El calor del hogar prendía con fuerza mientras Jullien descorchaba botella tras botella con objeto de dar utilidad a su copa de vidrio rosado. En el tenor de la noche apareció alguien inesperado. Bajo la lluvia, y a dos ruedas Gilbert llegaba portando la solución a un anacronismo. Venía de un mundo de luces, hierro y carbón. El problema residía en su memoria, como todos los comensales se veía sumido en el olvido. Había creado una paradoja con objeto de hallar su utopía, un mundo de trenes y tranvías. Todos nos hallábamos en una época distante, asumiendo roles que desconocíamos, y tomando con tranquilidad todo lo concerniente a nuestra cena.

-       Creo que acabo de recordar el tenor del asfalto. –Dijo Porthos mientras observaba a una extraña figura femenina con coleta.- ¿Por qué no existen los camiones?
-       ¿Camiones? Qué majaderías habláis vos – respondió Athos.
-       ¿Qué opinas Gilbert? – Insinuó Jullien.
-       Recuerdo a Juan rey, pero esto solo puede ser producto de un delirio. ¿Un mundo de camiones? ¡Majaderías, pardiez!
-       Si sus mercedes me dejan aportar, considero que los conozco. Sin embargo no logro recordarlos. – Dijo Sir Norbert.
-       Mis páginas están en blanco, pero soy consciente de no pertenecer a esta época. He de decir que no me importaría ponerme la capa y ser el Conde Duque de Olivares. Pero, siento anhelo por algo que a priori desconozco, ¿alguna idea François? – Preguntó cronista.
-       Beber y olvidar… Y cien gaviotas dónde irán…
-       Jajajajajaja
-       Perdonadme –interrumpió Gilbert-, en mi reloj aparece el nombre de Stukar.
-       ¿Stukar? – Preguntaron al unísono.
-       Si hallamos al oráculo de las rastas, quizás y solo quizás podamos abrir un portal hacia esa época.
-       ¿Recuperaremos nuestros recuerdos o me batiré en duelo? –cuestionó Athos.
-       Quizás solo existamos sobre papel, de todas formas intentémoslo.- respondió cronista.
-       Yiioo pro-propongo que vayamos al oráculo –dijo Gilbert ebrio de emoción.

Athos sacó el puñal que portaba y junto al reloj espada de Gilbert abrieron un portal hacia el oráculo. Parecía un escenario tétrico. Dentro pequeñas tribunas junto a una barra, y dos adineradas servidoras que le rendían pleitesía fumando una especie de tabaco de liar. La oscuridad ocultaba el temor del resto de alimañas que pululaban.

-       ¿Qué buscáis?
-       Una predicción.
-       Bebed conmigo, y hallaréis la verdad.

Dentro del franciscano una figura femenina, altamente malévola, sin escrúpulos, manipuladora y peculiar, aparecía dándole una bofetada épica a Gilbert.

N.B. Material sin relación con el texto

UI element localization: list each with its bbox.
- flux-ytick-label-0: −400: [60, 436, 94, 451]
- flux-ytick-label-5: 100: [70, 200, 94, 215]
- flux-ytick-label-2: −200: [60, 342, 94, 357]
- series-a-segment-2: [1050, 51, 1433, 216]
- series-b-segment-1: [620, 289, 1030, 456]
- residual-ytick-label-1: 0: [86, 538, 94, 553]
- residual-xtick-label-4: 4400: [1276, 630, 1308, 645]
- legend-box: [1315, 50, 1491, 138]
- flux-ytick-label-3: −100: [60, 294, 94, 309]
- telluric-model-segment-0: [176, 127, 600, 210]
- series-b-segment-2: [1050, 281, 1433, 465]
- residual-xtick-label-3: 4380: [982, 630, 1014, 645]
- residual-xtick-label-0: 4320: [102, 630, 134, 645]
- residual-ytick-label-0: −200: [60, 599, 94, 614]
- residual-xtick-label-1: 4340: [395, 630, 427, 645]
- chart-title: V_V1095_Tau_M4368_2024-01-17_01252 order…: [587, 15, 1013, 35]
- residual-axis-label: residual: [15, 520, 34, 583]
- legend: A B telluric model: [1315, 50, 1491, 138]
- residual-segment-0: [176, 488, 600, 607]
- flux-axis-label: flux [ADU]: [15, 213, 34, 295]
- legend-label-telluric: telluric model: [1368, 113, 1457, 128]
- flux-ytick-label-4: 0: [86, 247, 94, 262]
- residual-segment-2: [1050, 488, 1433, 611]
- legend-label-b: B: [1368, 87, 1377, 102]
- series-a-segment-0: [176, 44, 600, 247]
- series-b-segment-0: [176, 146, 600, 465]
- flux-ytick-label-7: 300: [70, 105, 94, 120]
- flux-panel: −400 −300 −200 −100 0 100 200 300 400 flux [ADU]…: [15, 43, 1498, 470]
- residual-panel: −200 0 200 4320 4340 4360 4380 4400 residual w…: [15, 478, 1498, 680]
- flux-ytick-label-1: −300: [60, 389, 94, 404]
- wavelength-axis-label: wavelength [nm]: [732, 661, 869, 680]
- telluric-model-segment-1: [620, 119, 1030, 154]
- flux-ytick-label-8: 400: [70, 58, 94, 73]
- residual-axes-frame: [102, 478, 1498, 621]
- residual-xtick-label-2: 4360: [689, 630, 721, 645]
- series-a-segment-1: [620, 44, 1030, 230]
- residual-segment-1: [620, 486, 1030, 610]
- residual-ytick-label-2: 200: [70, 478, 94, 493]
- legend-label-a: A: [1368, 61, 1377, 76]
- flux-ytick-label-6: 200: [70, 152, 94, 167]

-       Una vez halléis al tigre, os batiréis en duelo con el maestro de esgrima, así Gilbert se olvidará de los trenes, y montaréis todos en camión hacia vuestro legítimo hogar.
-       Bendito seas oráculo.

Antes de partir tomaron varias capuchas ante el aguacero, y corriendo todo lo rápido que la embriaguez le permitía tomando el sendero de Cartuja. Como si los anacronismos no cesasen ese día una reunión de soviéticos presididos por una dulce, simpática y bella alemana. Había pitanza, vino y sofá. Sin embargo nuestros héroes no podían dejarse apresar por las cadenas de la opresión, solo eran sirenas que intentaban apartarlos de su camino. Debían volver a su época y recuperar su memoria, y para ello se debían de batir en duelo con Tigre ‘el maestro de esgrima’.

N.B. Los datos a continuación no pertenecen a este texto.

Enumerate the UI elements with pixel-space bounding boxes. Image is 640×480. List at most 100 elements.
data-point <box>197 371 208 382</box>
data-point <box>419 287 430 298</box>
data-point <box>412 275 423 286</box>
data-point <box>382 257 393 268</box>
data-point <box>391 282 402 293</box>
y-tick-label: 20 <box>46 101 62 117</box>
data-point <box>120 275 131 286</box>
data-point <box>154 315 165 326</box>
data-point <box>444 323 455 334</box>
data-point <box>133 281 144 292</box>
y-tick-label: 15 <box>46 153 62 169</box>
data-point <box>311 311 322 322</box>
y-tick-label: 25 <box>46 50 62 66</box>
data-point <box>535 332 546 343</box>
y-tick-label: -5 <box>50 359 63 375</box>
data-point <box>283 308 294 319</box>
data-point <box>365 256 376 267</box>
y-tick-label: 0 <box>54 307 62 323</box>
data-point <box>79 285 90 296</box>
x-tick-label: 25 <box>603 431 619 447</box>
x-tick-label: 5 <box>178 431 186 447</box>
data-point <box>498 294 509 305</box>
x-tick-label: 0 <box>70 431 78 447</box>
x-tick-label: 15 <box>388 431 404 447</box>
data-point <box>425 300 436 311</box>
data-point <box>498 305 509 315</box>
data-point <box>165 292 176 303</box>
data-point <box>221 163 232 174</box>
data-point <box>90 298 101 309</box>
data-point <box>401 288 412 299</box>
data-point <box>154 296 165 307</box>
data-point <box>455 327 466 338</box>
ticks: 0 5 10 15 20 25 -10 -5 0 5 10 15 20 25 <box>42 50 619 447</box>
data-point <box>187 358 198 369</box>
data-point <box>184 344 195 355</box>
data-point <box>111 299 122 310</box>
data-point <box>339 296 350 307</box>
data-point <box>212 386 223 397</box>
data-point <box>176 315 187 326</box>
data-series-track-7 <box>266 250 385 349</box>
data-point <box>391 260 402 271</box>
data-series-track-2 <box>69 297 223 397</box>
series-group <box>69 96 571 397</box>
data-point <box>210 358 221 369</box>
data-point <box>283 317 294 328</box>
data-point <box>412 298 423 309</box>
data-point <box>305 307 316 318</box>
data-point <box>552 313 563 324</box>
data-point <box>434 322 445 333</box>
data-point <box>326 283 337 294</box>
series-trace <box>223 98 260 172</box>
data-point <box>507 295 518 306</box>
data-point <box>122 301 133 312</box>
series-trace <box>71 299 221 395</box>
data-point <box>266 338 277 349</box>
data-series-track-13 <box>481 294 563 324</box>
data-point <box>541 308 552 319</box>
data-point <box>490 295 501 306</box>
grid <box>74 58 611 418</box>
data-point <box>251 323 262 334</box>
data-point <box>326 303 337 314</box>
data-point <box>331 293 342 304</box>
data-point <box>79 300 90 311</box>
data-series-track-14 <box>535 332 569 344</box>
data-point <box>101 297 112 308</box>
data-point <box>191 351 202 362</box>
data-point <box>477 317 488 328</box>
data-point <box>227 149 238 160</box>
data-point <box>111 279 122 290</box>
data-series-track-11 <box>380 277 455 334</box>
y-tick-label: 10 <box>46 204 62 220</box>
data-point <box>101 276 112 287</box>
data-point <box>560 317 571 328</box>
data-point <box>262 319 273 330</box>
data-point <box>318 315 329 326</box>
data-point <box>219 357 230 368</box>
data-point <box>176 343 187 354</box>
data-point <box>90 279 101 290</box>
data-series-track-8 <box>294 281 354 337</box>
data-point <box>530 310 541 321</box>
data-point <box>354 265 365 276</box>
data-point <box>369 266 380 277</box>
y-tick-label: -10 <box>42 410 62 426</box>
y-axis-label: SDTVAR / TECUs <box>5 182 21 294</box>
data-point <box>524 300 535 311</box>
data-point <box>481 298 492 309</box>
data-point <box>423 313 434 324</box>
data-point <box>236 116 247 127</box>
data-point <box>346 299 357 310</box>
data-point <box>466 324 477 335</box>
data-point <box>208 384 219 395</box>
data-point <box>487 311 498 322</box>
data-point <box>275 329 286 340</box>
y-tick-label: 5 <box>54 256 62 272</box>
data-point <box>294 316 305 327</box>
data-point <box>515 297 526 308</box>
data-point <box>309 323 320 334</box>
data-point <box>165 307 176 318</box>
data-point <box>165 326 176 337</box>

-       ¿Quién tendrá el honor de luchar esta noche, quizás cronista? – Preguntó Athos.
-       Mis palabras dotaran de magnificencia a quién lo haga, y esta noche el héroe es François.


Mientras cronista realizaba trazos con el bolígrafo, de las manos de François brotó ‘La Castillerisima’ una espada tan ligera como el acero, tan resistente como el titanio, y tan dura como el diamante. Mandobles fuertes y tensos, la espada parecía moverse sola. Tigre a manos desnudas y con una guitarra acabó perforando tan solo dos acordes. Ambos estaban recibiendo la paliza de sus vidas cuando el tintineo de un camión resonó en la cabeza de todos, y es que esta historia era tan solo el sueño de una noche de Febrero de Frute.